Firstly, a large time-consumer/barrier for entry we discovered was building new UI in a timely manner that fit OHIF’s theme. For this reason we have built a new UI component library which contains all the components one needs to build their own viewer.

These components are presentational only, so you can reuse them with whatever logic you desire. As the components are presentational, you may swap out @ohif/ui for a custom UI library with conforming API if you wish to white label the viewer. The UI library is here to make development easier and quicker, but it is not mandatory for extension components to use.

Check out our component library!

Overview of the architecture​

OHIF-v3 architecture can be seen in the following figure. We will explore each piece in more detail.

mode-archs

Common Questions​

Can I create my own Viewer using Vue.js or Angular.js?

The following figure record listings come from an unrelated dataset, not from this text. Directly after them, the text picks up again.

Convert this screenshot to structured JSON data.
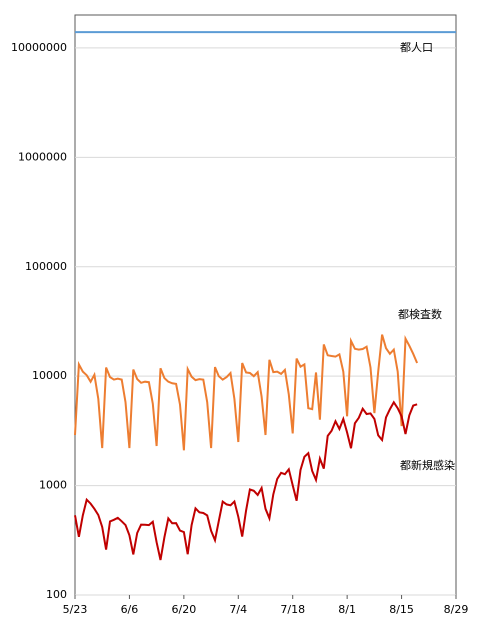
{
  "chart_data": {
    "type": "line",
    "log_y": true,
    "grid": true,
    "x": [
      "5/23",
      "5/24",
      "5/25",
      "5/26",
      "5/27",
      "5/28",
      "5/29",
      "5/30",
      "5/31",
      "6/1",
      "6/2",
      "6/3",
      "6/4",
      "6/5",
      "6/6",
      "6/7",
      "6/8",
      "6/9",
      "6/10",
      "6/11",
      "6/12",
      "6/13",
      "6/14",
      "6/15",
      "6/16",
      "6/17",
      "6/18",
      "6/19",
      "6/20",
      "6/21",
      "6/22",
      "6/23",
      "6/24",
      "6/25",
      "6/26",
      "6/27",
      "6/28",
      "6/29",
      "6/30",
      "7/1",
      "7/2",
      "7/3",
      "7/4",
      "7/5",
      "7/6",
      "7/7",
      "7/8",
      "7/9",
      "7/10",
      "7/11",
      "7/12",
      "7/13",
      "7/14",
      "7/15",
      "7/16",
      "7/17",
      "7/18",
      "7/19",
      "7/20",
      "7/21",
      "7/22",
      "7/23",
      "7/24",
      "7/25",
      "7/26",
      "7/27",
      "7/28",
      "7/29",
      "7/30",
      "7/31",
      "8/1",
      "8/2",
      "8/3",
      "8/4",
      "8/5",
      "8/6",
      "8/7",
      "8/8",
      "8/9",
      "8/10",
      "8/11",
      "8/12",
      "8/13",
      "8/14",
      "8/15",
      "8/16",
      "8/17",
      "8/18",
      "8/19"
    ],
    "series": [
      {
        "name": "都検査数",
        "color": "#ed7d31",
        "values": [
          2900,
          12800,
          11000,
          10200,
          8900,
          10300,
          6200,
          2200,
          12000,
          9800,
          9300,
          9500,
          9300,
          5800,
          2200,
          11500,
          9400,
          8700,
          8900,
          8800,
          5600,
          2300,
          11800,
          9600,
          8900,
          8600,
          8500,
          5500,
          2100,
          11600,
          9900,
          9200,
          9400,
          9300,
          5800,
          2200,
          12100,
          10000,
          9300,
          9800,
          10700,
          6200,
          2500,
          13200,
          10800,
          10700,
          10000,
          10900,
          6500,
          2900,
          14100,
          10900,
          11000,
          10500,
          11400,
          6800,
          3000,
          14500,
          12200,
          12800,
          5100,
          5000,
          10800,
          4000,
          19500,
          15500,
          15300,
          15100,
          15800,
          11000,
          4300,
          21000,
          17800,
          17500,
          17700,
          18600,
          12000,
          4600,
          11000,
          24000,
          18000,
          16000,
          17500,
          11000,
          3500,
          22000,
          19000,
          16000,
          13200
        ]
      },
      {
        "name": "都新規感染",
        "color": "#c00000",
        "values": [
          535,
          340,
          533,
          743,
          684,
          614,
          539,
          418,
          260,
          471,
          487,
          508,
          472,
          436,
          351,
          235,
          369,
          440,
          439,
          435,
          467,
          304,
          209,
          337,
          501,
          452,
          453,
          388,
          376,
          236,
          435,
          619,
          570,
          562,
          534,
          386,
          317,
          476,
          714,
          673,
          660,
          716,
          518,
          342,
          593,
          920,
          896,
          822,
          950,
          614,
          502,
          830,
          1149,
          1308,
          1271,
          1410,
          1008,
          727,
          1387,
          1832,
          1979,
          1359,
          1128,
          1763,
          1429,
          2848,
          3177,
          3865,
          3300,
          4058,
          3058,
          2195,
          3709,
          4166,
          5042,
          4515,
          4566,
          4066,
          2884,
          2612,
          4200,
          4989,
          5773,
          5094,
          4295,
          2962,
          4377,
          5386,
          5534
        ]
      }
    ],
    "reference_lines": [
      {
        "name": "都人口",
        "color": "#5b9bd5",
        "value": 13960000
      }
    ],
    "xlim": [
      "5/23",
      "8/29"
    ],
    "xticks": [
      "5/23",
      "6/6",
      "6/20",
      "7/4",
      "7/18",
      "8/1",
      "8/15",
      "8/29"
    ],
    "ylim": [
      100,
      20000000
    ],
    "yticks": [
      100,
      1000,
      10000,
      100000,
      1000000,
      10000000
    ]
  }
}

You can, but you will not be able to leverage as much of the existing code and components. @ohif/core could still be used for business logic, and to provide a model for extensions. @ohif/ui would then become a guide for the components you would need to recreate.

When I want to implement a functionality, should it be in the mode or in an extension?

This is a great question. Modes are designed to consume extensions, so you should implement your functionality in one of the modules of your new extension, and let the mode consume it. This way, in the future, if you needed another mode that utilizes the same functionality, you can easily hook the extension to the new mode as well.